The legacy of inheritance
Is inheritance really useful or is it a feature that causes more problems than it solves? Certainly I can't think of a case where I've been really grateful that I've been able to inherit from a superclass but I can think of several instances where it has caused friction and where the extension mechanism of inheritance tended to lead the programmer the wrong way.
Consider the following code (public fields for brevity):
public class Square {
public int base;
public int getArea() {
return base * base;
}
}
public class Rectangle extends Square {
public int height;
@Override public int getArea() {
return base * height;
}
}
public class Parallelogram extends Rectangle {
public double angle;
}
Now how do we implement a Rhombus? Is it a Square extended with an angle (and overridden area calculation) or a Parallelogram with conditions on setting the properties so that the invariant is preserved (which is why we should have accessors, by the way)?
Well, the correct answer is neither, even though we have a nice sequence of extensions. The problem is that we have been led astray by the extension mechanism and violated the "is a" rule for subclassing and ended up with a corrupt type system. Clearly a Parallelogram is not a Rectangle which equally clearly is not a Square so a subclass instance may not safely be used in place of a superclass instance. Reversing the class hierarchy solves the issue, however it creates subclasses that are restrictions of the superclass rather than extensions.
An acquaintance of mine who is highly experienced in creating standardized components for information interchange once claimed that it only works to inherit properties by restriction. This is well worth considering, although I'm not entirely convinced because it causes a different set of problems when restriction means "that particular property is not used", as it so often does in information interchange scenarios. In that case it is usually not interesting nor useful to know what the superclass is. In our case at hand it will work because the subclasses actually have a meaningful and useful value of the property but it is restricted by an invariant, so it is also useful to be able to view them as instances of the superclass.
Let's try coding again:
public class Parallelogram {
protected int base;
protected int height;
protected double angle;
public void setAngle(double angle) {
this.angle = angle;
}
}
public class Rectangle extends Parallelogram {
@Override public void setAngle(double angle) {
// What should we do here?
}
}
...
Oops, this doesn't seem to work well, either. Obviously we can't just inherit the setAngle method or we could end up with a corrupt Rectangle, nor is there any reasonable action we can take. We can get out of our pickle, however, because constructors are not inherited! Simply make our instances immutable:
public class Parallelogram {
public final int base;
public final int height;
public final int angle;
public Parallelogram(int base, int height, double angle) {
this.base = base;
this.height = height;
this.angle = angle;
}
public int getArea() {
return base * height;
}
}
public class Rectangle extends Parallelogram {
public Rectangle(int base, int height) {
super(base, height, Math.PI/2);
}
}
public class Square extends Rectangle {
public Square(int side) {
super(side, side);
}
}
That seems to work, and the implementation of getArea() is actually profitably inherited. But we still have a problem in Java with a Rhombus, since a Square is both a Rectangle and a Rhombus but a Rhombus is not a Rectangle. To solve that would require defining the types as interfaces and have separate implementation classes (now I understand why that is often recommended :-) ).

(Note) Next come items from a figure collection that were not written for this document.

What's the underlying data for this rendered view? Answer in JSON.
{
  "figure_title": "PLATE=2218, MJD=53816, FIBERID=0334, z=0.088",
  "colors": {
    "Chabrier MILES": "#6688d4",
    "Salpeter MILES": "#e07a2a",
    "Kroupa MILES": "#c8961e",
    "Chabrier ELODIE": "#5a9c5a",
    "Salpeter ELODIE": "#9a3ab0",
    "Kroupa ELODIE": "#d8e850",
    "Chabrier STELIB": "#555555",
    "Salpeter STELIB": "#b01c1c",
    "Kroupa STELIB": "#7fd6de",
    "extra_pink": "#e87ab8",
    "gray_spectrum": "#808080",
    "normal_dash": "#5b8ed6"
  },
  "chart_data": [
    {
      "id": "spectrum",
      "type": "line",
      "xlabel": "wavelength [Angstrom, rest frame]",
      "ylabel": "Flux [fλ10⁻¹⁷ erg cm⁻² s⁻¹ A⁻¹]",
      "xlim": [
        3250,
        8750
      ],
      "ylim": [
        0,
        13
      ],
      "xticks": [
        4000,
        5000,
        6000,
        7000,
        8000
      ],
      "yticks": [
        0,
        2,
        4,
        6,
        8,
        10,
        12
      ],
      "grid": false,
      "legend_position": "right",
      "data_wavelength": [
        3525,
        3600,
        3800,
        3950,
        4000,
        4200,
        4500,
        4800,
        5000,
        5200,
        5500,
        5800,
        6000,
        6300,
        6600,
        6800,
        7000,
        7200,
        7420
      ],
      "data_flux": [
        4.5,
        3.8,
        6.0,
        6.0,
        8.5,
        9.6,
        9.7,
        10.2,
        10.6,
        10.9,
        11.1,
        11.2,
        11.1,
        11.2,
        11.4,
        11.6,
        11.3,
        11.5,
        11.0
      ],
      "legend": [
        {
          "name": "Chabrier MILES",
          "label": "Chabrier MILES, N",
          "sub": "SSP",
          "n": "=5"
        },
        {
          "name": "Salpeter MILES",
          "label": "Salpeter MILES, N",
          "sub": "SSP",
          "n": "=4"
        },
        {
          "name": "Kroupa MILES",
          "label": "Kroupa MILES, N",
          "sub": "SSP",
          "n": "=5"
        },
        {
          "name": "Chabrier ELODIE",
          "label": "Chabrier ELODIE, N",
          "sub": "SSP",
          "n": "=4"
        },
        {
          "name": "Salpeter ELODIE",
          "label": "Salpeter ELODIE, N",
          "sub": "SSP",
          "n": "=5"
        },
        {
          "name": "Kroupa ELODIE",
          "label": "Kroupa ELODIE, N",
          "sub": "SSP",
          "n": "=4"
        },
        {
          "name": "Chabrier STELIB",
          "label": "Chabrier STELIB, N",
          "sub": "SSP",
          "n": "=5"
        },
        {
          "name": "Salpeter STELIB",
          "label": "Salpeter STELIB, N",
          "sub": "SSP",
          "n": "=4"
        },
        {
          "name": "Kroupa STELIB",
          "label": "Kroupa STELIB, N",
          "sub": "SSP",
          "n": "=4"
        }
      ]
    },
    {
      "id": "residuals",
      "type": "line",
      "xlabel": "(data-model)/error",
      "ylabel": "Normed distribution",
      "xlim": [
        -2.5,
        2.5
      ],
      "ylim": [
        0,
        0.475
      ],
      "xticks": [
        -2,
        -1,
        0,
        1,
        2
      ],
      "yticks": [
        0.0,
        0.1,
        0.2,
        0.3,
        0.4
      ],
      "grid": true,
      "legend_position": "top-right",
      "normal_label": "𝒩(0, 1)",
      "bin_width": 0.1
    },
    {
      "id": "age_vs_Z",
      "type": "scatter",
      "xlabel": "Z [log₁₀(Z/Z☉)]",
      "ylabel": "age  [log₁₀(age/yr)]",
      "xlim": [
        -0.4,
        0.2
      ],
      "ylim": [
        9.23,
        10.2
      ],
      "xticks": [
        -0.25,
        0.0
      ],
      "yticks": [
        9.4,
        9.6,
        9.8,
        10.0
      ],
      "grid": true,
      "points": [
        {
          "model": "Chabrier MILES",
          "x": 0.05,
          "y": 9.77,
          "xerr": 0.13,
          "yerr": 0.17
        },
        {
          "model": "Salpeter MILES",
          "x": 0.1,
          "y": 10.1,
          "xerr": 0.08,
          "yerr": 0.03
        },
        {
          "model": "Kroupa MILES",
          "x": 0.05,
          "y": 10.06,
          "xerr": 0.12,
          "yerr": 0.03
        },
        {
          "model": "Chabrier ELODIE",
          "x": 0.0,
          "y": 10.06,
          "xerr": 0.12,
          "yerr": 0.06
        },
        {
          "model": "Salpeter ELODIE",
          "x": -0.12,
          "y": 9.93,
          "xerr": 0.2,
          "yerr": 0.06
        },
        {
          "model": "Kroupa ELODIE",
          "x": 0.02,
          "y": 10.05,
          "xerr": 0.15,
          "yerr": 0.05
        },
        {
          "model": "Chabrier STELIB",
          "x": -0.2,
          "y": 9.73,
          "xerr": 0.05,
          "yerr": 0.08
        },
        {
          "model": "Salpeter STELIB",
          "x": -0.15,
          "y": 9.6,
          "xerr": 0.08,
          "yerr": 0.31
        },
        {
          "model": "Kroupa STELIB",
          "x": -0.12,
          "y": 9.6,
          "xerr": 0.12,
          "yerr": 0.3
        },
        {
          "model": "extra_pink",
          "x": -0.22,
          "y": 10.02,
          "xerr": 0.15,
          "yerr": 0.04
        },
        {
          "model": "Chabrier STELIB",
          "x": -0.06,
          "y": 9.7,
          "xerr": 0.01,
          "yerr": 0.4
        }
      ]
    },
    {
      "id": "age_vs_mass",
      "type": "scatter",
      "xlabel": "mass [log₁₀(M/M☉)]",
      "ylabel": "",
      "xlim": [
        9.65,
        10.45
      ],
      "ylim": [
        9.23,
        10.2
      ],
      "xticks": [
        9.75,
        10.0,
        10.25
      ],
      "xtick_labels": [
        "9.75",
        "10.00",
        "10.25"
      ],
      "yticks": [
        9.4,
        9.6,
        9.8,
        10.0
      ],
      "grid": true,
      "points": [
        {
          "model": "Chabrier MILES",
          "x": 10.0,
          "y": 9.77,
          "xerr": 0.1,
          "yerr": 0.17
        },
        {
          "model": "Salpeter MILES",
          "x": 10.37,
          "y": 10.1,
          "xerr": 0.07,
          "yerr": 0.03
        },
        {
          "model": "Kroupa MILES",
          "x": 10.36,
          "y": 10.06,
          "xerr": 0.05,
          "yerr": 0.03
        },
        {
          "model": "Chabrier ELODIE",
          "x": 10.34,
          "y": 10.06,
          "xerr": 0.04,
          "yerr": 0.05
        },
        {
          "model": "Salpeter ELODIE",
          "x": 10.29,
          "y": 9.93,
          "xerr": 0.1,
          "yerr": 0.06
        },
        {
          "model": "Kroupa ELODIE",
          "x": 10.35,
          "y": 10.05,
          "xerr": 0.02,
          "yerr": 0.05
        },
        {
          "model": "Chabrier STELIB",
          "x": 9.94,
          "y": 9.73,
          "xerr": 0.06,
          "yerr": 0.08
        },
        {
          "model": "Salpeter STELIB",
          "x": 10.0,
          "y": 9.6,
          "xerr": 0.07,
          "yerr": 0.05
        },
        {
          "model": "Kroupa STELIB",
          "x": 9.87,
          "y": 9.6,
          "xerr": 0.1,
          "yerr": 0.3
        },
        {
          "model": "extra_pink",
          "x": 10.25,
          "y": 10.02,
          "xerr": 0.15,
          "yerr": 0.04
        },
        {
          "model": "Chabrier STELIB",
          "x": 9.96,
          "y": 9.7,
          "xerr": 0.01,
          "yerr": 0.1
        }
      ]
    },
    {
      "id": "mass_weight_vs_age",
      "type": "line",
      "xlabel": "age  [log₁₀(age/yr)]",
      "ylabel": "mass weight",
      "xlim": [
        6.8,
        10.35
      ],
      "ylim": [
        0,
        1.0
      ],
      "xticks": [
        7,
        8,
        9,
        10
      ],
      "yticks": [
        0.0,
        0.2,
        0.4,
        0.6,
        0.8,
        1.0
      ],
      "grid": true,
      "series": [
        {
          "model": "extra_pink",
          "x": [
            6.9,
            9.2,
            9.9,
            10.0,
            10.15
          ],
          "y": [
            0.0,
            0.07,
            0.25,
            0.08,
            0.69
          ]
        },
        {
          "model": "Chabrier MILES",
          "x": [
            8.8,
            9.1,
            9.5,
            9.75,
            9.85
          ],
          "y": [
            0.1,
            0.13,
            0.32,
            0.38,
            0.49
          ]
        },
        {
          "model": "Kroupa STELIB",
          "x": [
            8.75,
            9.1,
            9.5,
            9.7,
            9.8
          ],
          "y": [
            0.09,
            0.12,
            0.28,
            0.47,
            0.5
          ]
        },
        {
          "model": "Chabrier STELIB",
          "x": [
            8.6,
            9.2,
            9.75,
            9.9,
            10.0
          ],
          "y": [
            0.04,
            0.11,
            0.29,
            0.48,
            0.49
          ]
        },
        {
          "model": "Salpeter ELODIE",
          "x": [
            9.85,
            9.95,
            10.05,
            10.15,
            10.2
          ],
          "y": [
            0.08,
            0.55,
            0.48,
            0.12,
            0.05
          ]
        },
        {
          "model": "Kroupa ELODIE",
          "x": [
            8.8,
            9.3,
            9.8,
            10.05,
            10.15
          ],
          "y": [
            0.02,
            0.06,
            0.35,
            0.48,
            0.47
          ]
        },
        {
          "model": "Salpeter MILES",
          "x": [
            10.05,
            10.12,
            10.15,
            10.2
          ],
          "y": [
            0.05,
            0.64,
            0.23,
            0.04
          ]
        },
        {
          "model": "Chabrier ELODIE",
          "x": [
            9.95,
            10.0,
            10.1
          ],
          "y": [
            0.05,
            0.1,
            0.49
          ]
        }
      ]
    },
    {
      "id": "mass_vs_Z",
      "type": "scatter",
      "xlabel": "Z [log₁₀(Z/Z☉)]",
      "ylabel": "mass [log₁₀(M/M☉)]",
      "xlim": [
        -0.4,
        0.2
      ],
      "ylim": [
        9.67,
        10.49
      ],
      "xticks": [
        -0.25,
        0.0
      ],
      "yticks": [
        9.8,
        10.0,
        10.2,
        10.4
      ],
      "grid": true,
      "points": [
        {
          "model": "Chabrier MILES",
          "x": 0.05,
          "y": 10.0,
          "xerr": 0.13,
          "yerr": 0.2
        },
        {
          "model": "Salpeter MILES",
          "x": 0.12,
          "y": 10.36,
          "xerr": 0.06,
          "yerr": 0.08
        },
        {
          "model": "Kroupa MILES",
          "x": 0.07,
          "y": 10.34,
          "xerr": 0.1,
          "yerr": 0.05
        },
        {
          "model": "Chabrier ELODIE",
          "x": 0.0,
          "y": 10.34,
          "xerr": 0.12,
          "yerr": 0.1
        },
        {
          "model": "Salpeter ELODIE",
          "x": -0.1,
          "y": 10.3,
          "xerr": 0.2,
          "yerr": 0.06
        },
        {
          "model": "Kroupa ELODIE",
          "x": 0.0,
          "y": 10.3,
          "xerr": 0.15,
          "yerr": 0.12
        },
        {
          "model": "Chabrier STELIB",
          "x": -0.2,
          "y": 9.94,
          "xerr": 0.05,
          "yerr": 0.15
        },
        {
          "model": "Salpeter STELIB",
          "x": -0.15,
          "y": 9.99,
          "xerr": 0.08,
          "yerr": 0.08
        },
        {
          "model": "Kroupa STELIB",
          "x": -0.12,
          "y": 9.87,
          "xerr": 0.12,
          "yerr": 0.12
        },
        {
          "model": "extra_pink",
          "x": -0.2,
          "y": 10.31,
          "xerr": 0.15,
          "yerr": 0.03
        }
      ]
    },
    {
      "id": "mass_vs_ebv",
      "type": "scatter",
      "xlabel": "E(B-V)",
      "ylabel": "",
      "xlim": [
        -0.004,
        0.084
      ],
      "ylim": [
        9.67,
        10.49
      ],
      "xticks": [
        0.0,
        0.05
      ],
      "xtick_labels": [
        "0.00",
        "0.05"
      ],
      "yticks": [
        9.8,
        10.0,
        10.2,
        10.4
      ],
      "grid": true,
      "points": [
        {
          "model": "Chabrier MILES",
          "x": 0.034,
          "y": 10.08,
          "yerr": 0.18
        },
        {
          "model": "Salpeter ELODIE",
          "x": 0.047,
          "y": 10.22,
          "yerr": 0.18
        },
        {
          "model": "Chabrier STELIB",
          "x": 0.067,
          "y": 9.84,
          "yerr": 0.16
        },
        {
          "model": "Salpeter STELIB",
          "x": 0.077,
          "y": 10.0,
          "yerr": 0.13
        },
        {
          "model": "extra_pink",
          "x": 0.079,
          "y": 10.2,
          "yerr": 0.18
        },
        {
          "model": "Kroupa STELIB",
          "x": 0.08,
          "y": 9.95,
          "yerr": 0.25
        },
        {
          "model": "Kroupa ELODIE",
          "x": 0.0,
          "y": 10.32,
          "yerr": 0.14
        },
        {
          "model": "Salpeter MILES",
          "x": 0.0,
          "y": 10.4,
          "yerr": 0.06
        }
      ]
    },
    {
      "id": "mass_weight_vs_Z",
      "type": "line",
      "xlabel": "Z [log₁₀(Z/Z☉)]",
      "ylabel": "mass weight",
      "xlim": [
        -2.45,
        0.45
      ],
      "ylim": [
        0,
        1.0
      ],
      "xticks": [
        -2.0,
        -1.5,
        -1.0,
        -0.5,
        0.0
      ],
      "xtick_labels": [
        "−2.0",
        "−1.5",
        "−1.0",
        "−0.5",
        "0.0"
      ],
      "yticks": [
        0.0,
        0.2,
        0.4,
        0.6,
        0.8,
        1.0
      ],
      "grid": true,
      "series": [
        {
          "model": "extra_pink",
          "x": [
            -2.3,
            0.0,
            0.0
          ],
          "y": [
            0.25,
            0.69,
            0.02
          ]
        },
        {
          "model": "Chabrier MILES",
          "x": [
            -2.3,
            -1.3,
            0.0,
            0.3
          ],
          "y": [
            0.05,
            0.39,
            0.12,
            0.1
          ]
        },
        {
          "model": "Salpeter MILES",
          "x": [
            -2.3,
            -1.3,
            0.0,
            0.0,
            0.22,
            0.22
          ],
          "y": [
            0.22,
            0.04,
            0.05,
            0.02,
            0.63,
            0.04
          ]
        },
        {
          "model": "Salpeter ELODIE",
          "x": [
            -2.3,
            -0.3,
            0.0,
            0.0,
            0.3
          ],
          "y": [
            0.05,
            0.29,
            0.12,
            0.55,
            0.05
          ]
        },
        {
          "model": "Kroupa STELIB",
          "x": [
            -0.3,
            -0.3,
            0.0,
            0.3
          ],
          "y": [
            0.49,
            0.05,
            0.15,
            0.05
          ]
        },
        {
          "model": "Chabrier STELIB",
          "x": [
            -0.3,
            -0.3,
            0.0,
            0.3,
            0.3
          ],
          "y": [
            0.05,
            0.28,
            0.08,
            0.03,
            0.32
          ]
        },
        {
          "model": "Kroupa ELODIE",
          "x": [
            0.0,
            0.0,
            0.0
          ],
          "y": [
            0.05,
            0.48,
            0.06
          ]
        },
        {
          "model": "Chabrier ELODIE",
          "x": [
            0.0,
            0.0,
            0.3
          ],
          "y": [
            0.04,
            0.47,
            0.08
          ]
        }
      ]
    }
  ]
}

If we had chosen to implement Parallelogram with a field for the length of the side instead of the height, the formula for the area would have been base*Math.sin(angle)*side. Even if this would have worked for our Rectangle, it would have been inefficient (although when the fields are immutable it could probably be optimized by the compiler and/or JVM).
On the whole, I believe it is seldom profitable to inherit the implementation of a method, if you have a good example to the contrary, please share it.
I think that overriding all public methods would be preferable, even if you just decide to call super's version, at least it would show that you gave some thought to whether it was correct or not. Without having done an exhaustive study, I believe this is especially true for interfaces that indicate that a class "is" something rather than that it "is a" something, i.e. those interfaces whose name usually end in "able". Try Cloneable, Externalizable, Runnable and Printable.
Comments
On the other hand, Bertrand Meyer is a lot smarter than I am, and he writes, "a number of authors have suggested separating between module inheritance, essentially a tool to reuse existing features in a new module, and type inheritance, essentially a type classification mechanism. Such a division seems to cause more harm than good, for several reasons."
But then, Meyer's Eiffel language has a lot more powerful inheritance mechanism than most OO languages do.
Back to my original point… most real-world object "classes" are not fully substitutable, and attempting to define them to be substitutable is folly. In my opinion, substitutability is best reserved for classes of our own design.